Democrats started a Gofundme page and in less than an hour had raised $13,000 to help repair the Hillsborough County Republican headquarters. Some may dismiss that as a political stunt, but it was an encouraging and proper response.

Others from across the spectrum, though, instantly leapt to conclusions about who was responsible, and they tried to capitalize on the incident politically. Though authorities don’t know who did it, Twitter does: the Left. The Right. The Media. Those who placed blame without knowing facts contribute to our crumbling discourse.

“Animals representing Hillary Clinton and Dems in North Carolina just firebombed our office in Orange County because we are winning,” Donald Trump tweeted.

“Violent left-wing Hillary Clinton fascists” were to blame, according to the “hillaryisdeplorable” Twitter account.

Jim Blaine, Senate leader Phil Berger’s chief of staff, tweeted that the editorial page editors of the Observer and the (Raleigh) News & Observer were “getting what they want” from the bombing.

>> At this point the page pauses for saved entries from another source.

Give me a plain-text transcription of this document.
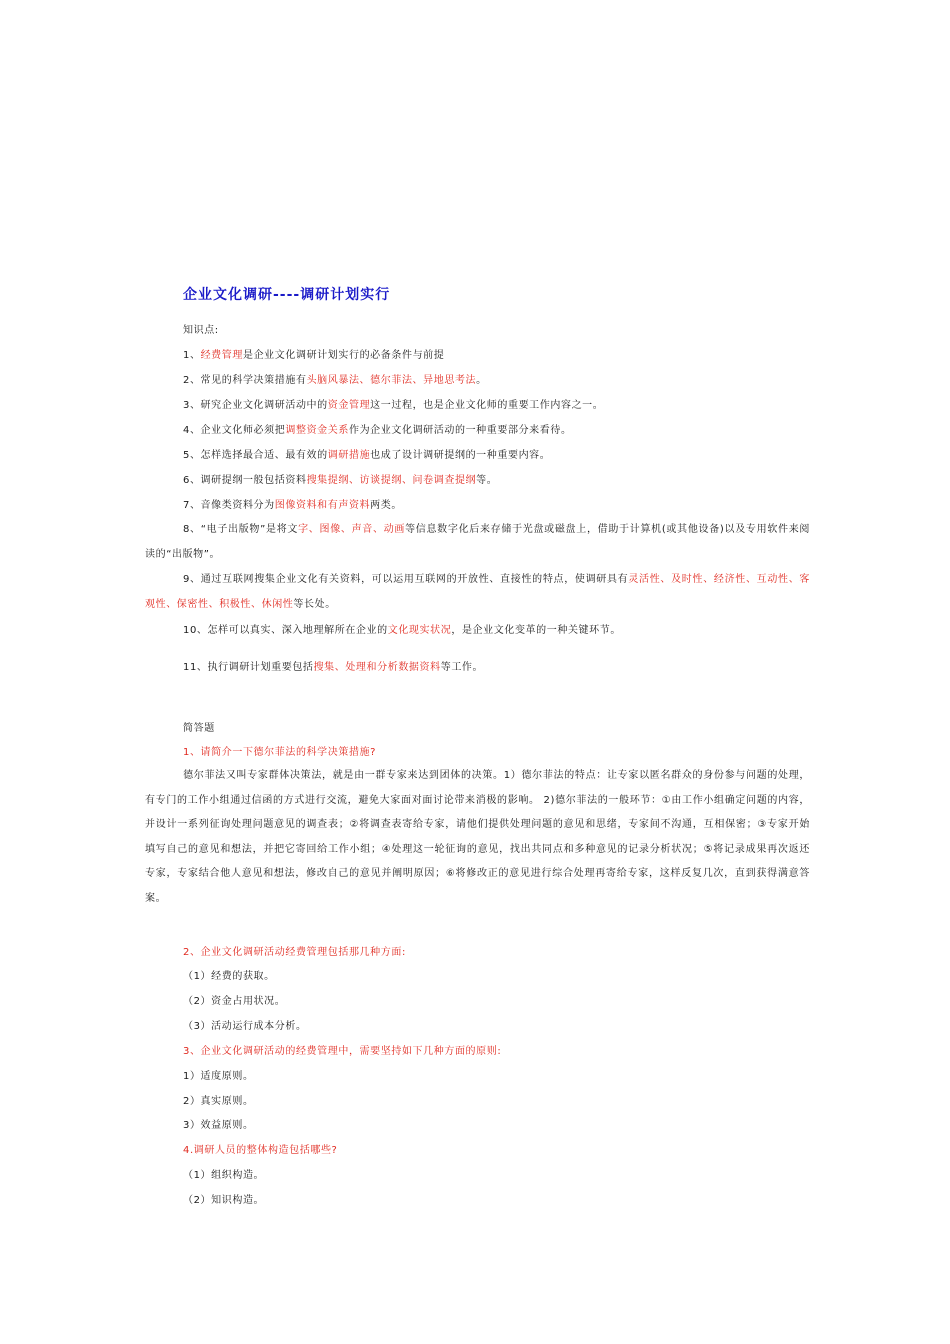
企业文化调研----调研计划实行
知识点:
1、经费管理是企业文化调研计划实行的必备条件与前提
2、常见的科学决策措施有头脑风暴法、德尔菲法、异地思考法。
3、研究企业文化调研活动中的资金管理这一过程，也是企业文化师的重要工作内容之一。
4、企业文化师必须把调整资金关系作为企业文化调研活动的一种重要部分来看待。
5、怎样选择最合适、最有效的调研措施也成了设计调研提纲的一种重要内容。
6、调研提纲一般包括资料搜集提纲、访谈提纲、问卷调查提纲等。
7、音像类资料分为图像资料和有声资料两类。
8、“电子出版物”是将文字、图像、声音、动画等信息数字化后来存储于光盘或磁盘上，借助于计算机(或其他设备)以及专用软件来阅读的“出版物”。
9、通过互联网搜集企业文化有关资料，可以运用互联网的开放性、直接性的特点，使调研具有灵活性、及时性、经济性、互动性、客观性、保密性、积极性、休闲性等长处。
10、怎样可以真实、深入地理解所在企业的文化现实状况，是企业文化变革的一种关键环节。
11、执行调研计划重要包括搜集、处理和分析数据资料等工作。
简答题
1、请简介一下德尔菲法的科学决策措施?
德尔菲法又叫专家群体决策法，就是由一群专家来达到团体的决策。1）德尔菲法的特点：让专家以匿名群众的身份参与问题的处理，有专门的工作小组通过信函的方式进行交流，避免大家面对面讨论带来消极的影响。 2)德尔菲法的一般环节：①由工作小组确定问题的内容，并设计一系列征询处理问题意见的调查表；②将调查表寄给专家，请他们提供处理问题的意见和思绪，专家间不沟通，互相保密；③专家开始填写自己的意见和想法，并把它寄回给工作小组；④处理这一轮征询的意见，找出共同点和多种意见的记录分析状况；⑤将记录成果再次返还专家，专家结合他人意见和想法，修改自己的意见并阐明原因；⑥将修改正的意见进行综合处理再寄给专家，这样反复几次，直到获得满意答案。
2、企业文化调研活动经费管理包括那几种方面:
（1）经费的获取。
（2）资金占用状况。
（3）活动运行成本分析。
3、企业文化调研活动的经费管理中，需要坚持如下几种方面的原则:
1）适度原则。
2）真实原则。
3）效益原则。
4.调研人员的整体构造包括哪些?
（1）组织构造。
（2）知识构造。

Those on the left were also irresponsible in declaring, with no evidence, that the attack was the work of Republican operatives who wanted to make Democrats look bad.

No one yet knows who was responsible. Maybe it was a Democratic extremist. Maybe it was a scheming Republican. Maybe it was a drunk teenager.

That will come out eventually, perhaps. What we know now is that the act violated American principles and should be met with bipartisan intolerance.

The attack goes far beyond the heated rhetoric that has marked this election year, though it’s possible it was inspired by that rhetoric.

Whoever was responsible, we need to hope it was an isolated case, and that it doesn’t prompt anything similar or worse in the final weeks of what has been a dispiriting campaign.

U.S. Sen. Arthur Vandenberg of Michigan, in calling for a bipartisan approach to foreign policy, declared in 1947 that partisan politics stops at the water’s edge. It must stop, also, when a flaming bottle shatters a storefront window.